Will Brook

Personal information
- Full name: William Michael Brook
- Date of birth: 9 November 2003 (age 22)
- Place of birth: Pontefract, England
- Height: 1.90 m (6 ft 3 in)
- Position: Goalkeeper

Team information
- Current team: Shrewsbury Town
- Number: 1

Youth career
- Leeds United
- 2023–2024: Nottingham Forest

Senior career*
- Years: Team / Apps / (Gls)
- 2024–2025: Nottingham Forest / 0 / (0)
- 2025: → Farsley Celtic (loan) / 16 / (0)
- 2025: Leamington / 2 / (0)
- 2025–: Shrewsbury Town / 28 / (0)

= Will Brook =

English footballer (born 2003)

William Michael Brook (born 9 November 2003) is an English professional footballer who plays as a goalkeeper for Shrewsbury Town.

==Career==
Born in Pontefract, Brook began his career at Leeds United, where he turned professional in July 2022, before moving to Nottingham Forest in summer 2023. He had a loan spell at Farsley Celtic in the second half of the 2024–25 season. Brook signed for Leamington in August 2025. He moved to Shrewsbury Town later that month.
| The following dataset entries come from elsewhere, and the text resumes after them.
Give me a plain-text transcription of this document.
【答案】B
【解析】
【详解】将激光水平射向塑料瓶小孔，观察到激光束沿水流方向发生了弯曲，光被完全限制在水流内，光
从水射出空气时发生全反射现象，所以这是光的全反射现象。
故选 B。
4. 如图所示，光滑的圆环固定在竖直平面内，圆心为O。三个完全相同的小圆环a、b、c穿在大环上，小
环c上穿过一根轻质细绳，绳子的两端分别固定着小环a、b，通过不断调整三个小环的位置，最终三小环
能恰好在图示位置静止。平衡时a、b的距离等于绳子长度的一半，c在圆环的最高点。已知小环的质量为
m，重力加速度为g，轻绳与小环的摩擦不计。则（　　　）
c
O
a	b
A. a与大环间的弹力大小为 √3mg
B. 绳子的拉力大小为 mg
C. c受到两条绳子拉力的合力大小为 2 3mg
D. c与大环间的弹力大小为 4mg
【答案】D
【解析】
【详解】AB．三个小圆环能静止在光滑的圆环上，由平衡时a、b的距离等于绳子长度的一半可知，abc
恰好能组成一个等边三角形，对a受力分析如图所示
Head coach Michael Appleton said that Brook had been signed to compete with Elyh Harrison for the starting spot. He made his debut in the next game, a 3–1 victory away at Barnet. Brook credited his non-league experience for helping him challenge for the first-team place, and he kept his first clean sheet in his fourth appearance for the club.